About 236 years ago, Thomas Jefferson penned the words:  “We hold these truths to be self-evident, that all men are created equal.”   This month, the United States celebrated its independence, but it is also a time of sober reflection on our ability to live up to these words.  It took us 100 years to free slaves, and almost 150 years to give women the right to vote and hold office.  We are a slow work in progress. In manufacturing, we hold this truth to be self-evident:  quality is essential for existence.  Despite this belief, there have been serious recalls in the past few decades: Tylenol, Firestone tires, Dell batteries, Nestle Tollhouse cookies, unsafe beef and tainted spinach.  Meaningful progress takes time and passing laws does not make quality conventional wisdom.  Great leaders do that.
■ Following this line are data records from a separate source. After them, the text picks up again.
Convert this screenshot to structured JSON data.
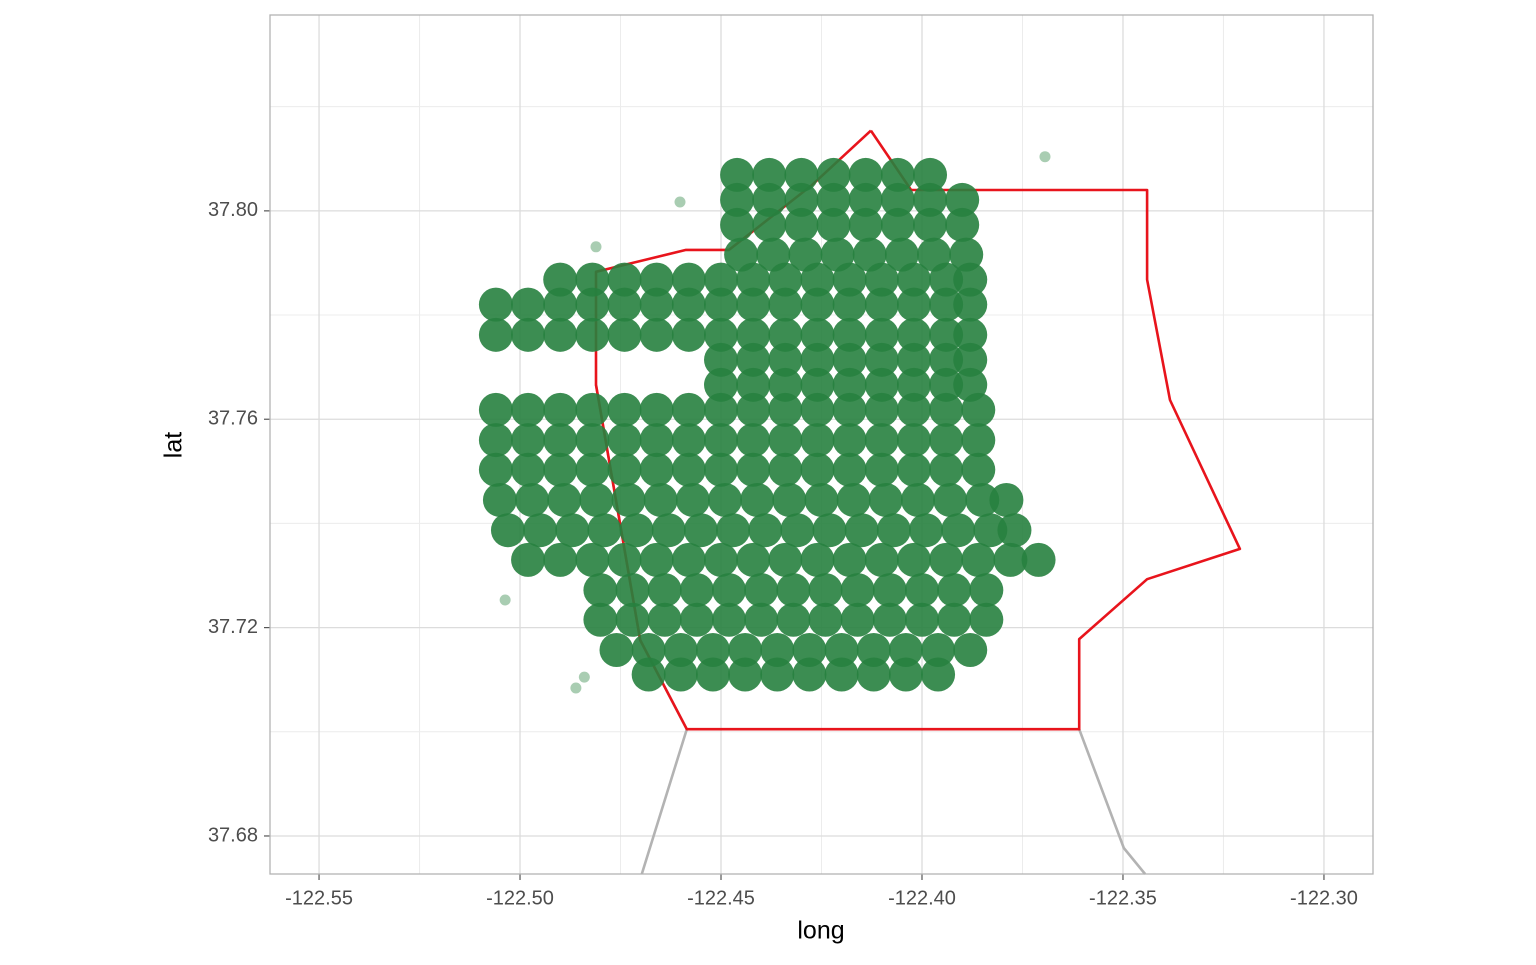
{
  "chart_data": {
    "type": "scatter",
    "x_label": "long",
    "y_label": "lat",
    "xlim": [
      -122.5622,
      -122.2878
    ],
    "ylim": [
      37.6727,
      37.8376
    ],
    "xticks": [
      -122.55,
      {
        "value": -122.5,
        "label": "-122.50"
      },
      -122.45,
      {
        "value": -122.4,
        "label": "-122.40"
      },
      -122.35,
      {
        "value": -122.3,
        "label": "-122.30"
      }
    ],
    "yticks": [
      37.68,
      37.72,
      37.76,
      {
        "value": 37.8,
        "label": "37.80"
      }
    ],
    "minor_xticks": [
      -122.525,
      -122.475,
      -122.425,
      -122.375,
      -122.325
    ],
    "minor_yticks": [
      37.7,
      37.74,
      37.78,
      37.82
    ],
    "grid": true,
    "point_color": "#27813f",
    "series": [
      {
        "x": [
          -122.446,
          -122.438,
          -122.43,
          -122.422,
          -122.414,
          -122.406,
          -122.398
        ],
        "y": [
          37.8069,
          37.8069,
          37.8069,
          37.8069,
          37.8069,
          37.8069,
          37.8069
        ]
      },
      {
        "x": [
          -122.446,
          -122.438,
          -122.43,
          -122.422,
          -122.414,
          -122.406,
          -122.398,
          -122.39
        ],
        "y": [
          37.8021,
          37.8021,
          37.8021,
          37.8021,
          37.8021,
          37.8021,
          37.8021,
          37.8021
        ]
      },
      {
        "x": [
          -122.446,
          -122.438,
          -122.43,
          -122.422,
          -122.414,
          -122.406,
          -122.398,
          -122.39
        ],
        "y": [
          37.7973,
          37.7973,
          37.7973,
          37.7973,
          37.7973,
          37.7973,
          37.7973,
          37.7973
        ]
      },
      {
        "x": [
          -122.445,
          -122.437,
          -122.429,
          -122.421,
          -122.413,
          -122.405,
          -122.397,
          -122.389
        ],
        "y": [
          37.7916,
          37.7916,
          37.7916,
          37.7916,
          37.7916,
          37.7916,
          37.7916,
          37.7916
        ]
      },
      {
        "x": [
          -122.49,
          -122.482,
          -122.474,
          -122.466,
          -122.458,
          -122.45,
          -122.442,
          -122.434,
          -122.426,
          -122.418,
          -122.41,
          -122.402,
          -122.394,
          -122.388
        ],
        "y": [
          37.7868,
          37.7868,
          37.7868,
          37.7868,
          37.7868,
          37.7868,
          37.7868,
          37.7868,
          37.7868,
          37.7868,
          37.7868,
          37.7868,
          37.7868,
          37.7868
        ]
      },
      {
        "x": [
          -122.506,
          -122.498,
          -122.49,
          -122.482,
          -122.474,
          -122.466,
          -122.458,
          -122.45,
          -122.442,
          -122.434,
          -122.426,
          -122.418,
          -122.41,
          -122.402,
          -122.394,
          -122.388
        ],
        "y": [
          37.782,
          37.782,
          37.782,
          37.782,
          37.782,
          37.782,
          37.782,
          37.782,
          37.782,
          37.782,
          37.782,
          37.782,
          37.782,
          37.782,
          37.782,
          37.782
        ]
      },
      {
        "x": [
          -122.506,
          -122.498,
          -122.49,
          -122.482,
          -122.474,
          -122.466,
          -122.458,
          -122.45,
          -122.442,
          -122.434,
          -122.426,
          -122.418,
          -122.41,
          -122.402,
          -122.394,
          -122.388
        ],
        "y": [
          37.7762,
          37.7762,
          37.7762,
          37.7762,
          37.7762,
          37.7762,
          37.7762,
          37.7762,
          37.7762,
          37.7762,
          37.7762,
          37.7762,
          37.7762,
          37.7762,
          37.7762,
          37.7762
        ]
      },
      {
        "x": [
          -122.45,
          -122.442,
          -122.434,
          -122.426,
          -122.418,
          -122.41,
          -122.402,
          -122.394,
          -122.388
        ],
        "y": [
          37.7714,
          37.7714,
          37.7714,
          37.7714,
          37.7714,
          37.7714,
          37.7714,
          37.7714,
          37.7714
        ]
      },
      {
        "x": [
          -122.45,
          -122.442,
          -122.434,
          -122.426,
          -122.418,
          -122.41,
          -122.402,
          -122.394,
          -122.388
        ],
        "y": [
          37.7666,
          37.7666,
          37.7666,
          37.7666,
          37.7666,
          37.7666,
          37.7666,
          37.7666,
          37.7666
        ]
      },
      {
        "x": [
          -122.506,
          -122.498,
          -122.49,
          -122.482,
          -122.474,
          -122.466,
          -122.458,
          -122.45,
          -122.442,
          -122.434,
          -122.426,
          -122.418,
          -122.41,
          -122.402,
          -122.394,
          -122.386
        ],
        "y": [
          37.7618,
          37.7618,
          37.7618,
          37.7618,
          37.7618,
          37.7618,
          37.7618,
          37.7618,
          37.7618,
          37.7618,
          37.7618,
          37.7618,
          37.7618,
          37.7618,
          37.7618,
          37.7618
        ]
      },
      {
        "x": [
          -122.506,
          -122.498,
          -122.49,
          -122.482,
          -122.474,
          -122.466,
          -122.458,
          -122.45,
          -122.442,
          -122.434,
          -122.426,
          -122.418,
          -122.41,
          -122.402,
          -122.394,
          -122.386
        ],
        "y": [
          37.756,
          37.756,
          37.756,
          37.756,
          37.756,
          37.756,
          37.756,
          37.756,
          37.756,
          37.756,
          37.756,
          37.756,
          37.756,
          37.756,
          37.756,
          37.756
        ]
      },
      {
        "x": [
          -122.506,
          -122.498,
          -122.49,
          -122.482,
          -122.474,
          -122.466,
          -122.458,
          -122.45,
          -122.442,
          -122.434,
          -122.426,
          -122.418,
          -122.41,
          -122.402,
          -122.394,
          -122.386
        ],
        "y": [
          37.7503,
          37.7503,
          37.7503,
          37.7503,
          37.7503,
          37.7503,
          37.7503,
          37.7503,
          37.7503,
          37.7503,
          37.7503,
          37.7503,
          37.7503,
          37.7503,
          37.7503,
          37.7503
        ]
      },
      {
        "x": [
          -122.505,
          -122.497,
          -122.489,
          -122.481,
          -122.473,
          -122.465,
          -122.457,
          -122.449,
          -122.441,
          -122.433,
          -122.425,
          -122.417,
          -122.409,
          -122.401,
          -122.393,
          -122.385,
          -122.379
        ],
        "y": [
          37.7445,
          37.7445,
          37.7445,
          37.7445,
          37.7445,
          37.7445,
          37.7445,
          37.7445,
          37.7445,
          37.7445,
          37.7445,
          37.7445,
          37.7445,
          37.7445,
          37.7445,
          37.7445,
          37.7445
        ]
      },
      {
        "x": [
          -122.503,
          -122.495,
          -122.487,
          -122.479,
          -122.471,
          -122.463,
          -122.455,
          -122.447,
          -122.439,
          -122.431,
          -122.423,
          -122.415,
          -122.407,
          -122.399,
          -122.391,
          -122.383,
          -122.377
        ],
        "y": [
          37.7387,
          37.7387,
          37.7387,
          37.7387,
          37.7387,
          37.7387,
          37.7387,
          37.7387,
          37.7387,
          37.7387,
          37.7387,
          37.7387,
          37.7387,
          37.7387,
          37.7387,
          37.7387,
          37.7387
        ]
      },
      {
        "x": [
          -122.498,
          -122.49,
          -122.482,
          -122.474,
          -122.466,
          -122.458,
          -122.45,
          -122.442,
          -122.434,
          -122.426,
          -122.418,
          -122.41,
          -122.402,
          -122.394,
          -122.386,
          -122.378,
          -122.371
        ],
        "y": [
          37.733,
          37.733,
          37.733,
          37.733,
          37.733,
          37.733,
          37.733,
          37.733,
          37.733,
          37.733,
          37.733,
          37.733,
          37.733,
          37.733,
          37.733,
          37.733,
          37.733
        ]
      },
      {
        "x": [
          -122.48,
          -122.472,
          -122.464,
          -122.456,
          -122.448,
          -122.44,
          -122.432,
          -122.424,
          -122.416,
          -122.408,
          -122.4,
          -122.392,
          -122.384
        ],
        "y": [
          37.7272,
          37.7272,
          37.7272,
          37.7272,
          37.7272,
          37.7272,
          37.7272,
          37.7272,
          37.7272,
          37.7272,
          37.7272,
          37.7272,
          37.7272
        ]
      },
      {
        "x": [
          -122.48,
          -122.472,
          -122.464,
          -122.456,
          -122.448,
          -122.44,
          -122.432,
          -122.424,
          -122.416,
          -122.408,
          -122.4,
          -122.392,
          -122.384
        ],
        "y": [
          37.7215,
          37.7215,
          37.7215,
          37.7215,
          37.7215,
          37.7215,
          37.7215,
          37.7215,
          37.7215,
          37.7215,
          37.7215,
          37.7215,
          37.7215
        ]
      },
      {
        "x": [
          -122.476,
          -122.468,
          -122.46,
          -122.452,
          -122.444,
          -122.436,
          -122.428,
          -122.42,
          -122.412,
          -122.404,
          -122.396,
          -122.388
        ],
        "y": [
          37.7157,
          37.7157,
          37.7157,
          37.7157,
          37.7157,
          37.7157,
          37.7157,
          37.7157,
          37.7157,
          37.7157,
          37.7157,
          37.7157
        ]
      },
      {
        "x": [
          -122.468,
          -122.46,
          -122.452,
          -122.444,
          -122.436,
          -122.428,
          -122.42,
          -122.412,
          -122.404,
          -122.396
        ],
        "y": [
          37.711,
          37.711,
          37.711,
          37.711,
          37.711,
          37.711,
          37.711,
          37.711,
          37.711,
          37.711
        ]
      },
      {
        "x": [
          -122.4602,
          -122.3694,
          -122.4811,
          -122.5037,
          -122.4861,
          -122.484
        ],
        "y": [
          37.8017,
          37.8104,
          37.7931,
          37.7253,
          37.7084,
          37.7105
        ]
      }
    ],
    "lines": [
      {
        "color": "#b3b3b3",
        "x": [
          -122.4811,
          -122.4701,
          -122.4585,
          -122.4697,
          null,
          -122.3609,
          -122.3498,
          -122.3445
        ],
        "y": [
          37.7666,
          37.7176,
          37.7005,
          37.6727,
          null,
          37.7005,
          37.6777,
          37.6727
        ]
      },
      {
        "color": "#e8141c",
        "x": [
          -122.4127,
          -122.4027,
          -122.344,
          -122.344,
          -122.3383,
          -122.3209,
          -122.344,
          -122.3609,
          -122.3609,
          -122.4585,
          -122.4701,
          -122.4811,
          -122.4811,
          -122.4587,
          -122.448,
          -122.4276,
          -122.4127
        ],
        "y": [
          37.8154,
          37.804,
          37.804,
          37.7868,
          37.7637,
          37.7351,
          37.7293,
          37.7178,
          37.7005,
          37.7005,
          37.7176,
          37.7666,
          37.7883,
          37.7925,
          37.7925,
          37.8048,
          37.8154
        ]
      }
    ]
  }
}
I first met Larry Bossidy when I was a young engineer at General Electric.  I met Larry again at an SAP conference after he retired from Honeywell.   When you meet Larry, you instantly wish you had the opportunity to work for him.  Hopefully sharing some of his quotes will inspire the leader within all of us.

- “I am convinced that nothing we do is more important than hiring and training people.  At the end of the day you bet on people, not on strategies.”

- “The foundation of changing behavior is linking rewards to performance and making the linkages transparent.”

- “Execution is the job of the business leader.  Execution is a systematic process of rigorously discussing how and what, tenaciously following through, and ensuring accountability.”

Quality is a widely used word so its impact has been diluted. Quality-minded people realize that the pursuit of perfection enables sustained organizational effectiveness.   Quality professionals must see themselves as collaborative partners in the new agile marketplace.  Personalized medicine, medical devices and consumer packaged goods will demand quality that can innovate on a dime.  Our future success will be wagered on individuals who make agile quality a reality.

The metrics of quality are murky.  The linkage between nonconformances and profitability is not measured well, or at all.  One of our customers monitors deviations per batch as a critical metric of operational efficiency.  It is a gross metric with direct line of sight to supplier material issues, process ambiguities, equipment challenges, documentation errors, training ineffectiveness, etc.  This direct linkage and transparency has resulted in an overall 2-3% gross margin improvement.

Organizational accountability is never an accident.   Consistently recording mistakes requires selfless discipline that is tirelessly cultivated by leaders.  Mistakes are inevitable in the pursuit of excellence.  Tenaciously tracking all defects, investigations, root causes, corrective actions and effectiveness checks is the very definition of accountability.  We attempt to eliminate repeated errors and errors yet to be.

The pursuit of quality (or happiness) does not guarantee excellence (or happiness).  Strict compliance is not quality leadership, and tracking defects does not automatically yield quality improvements.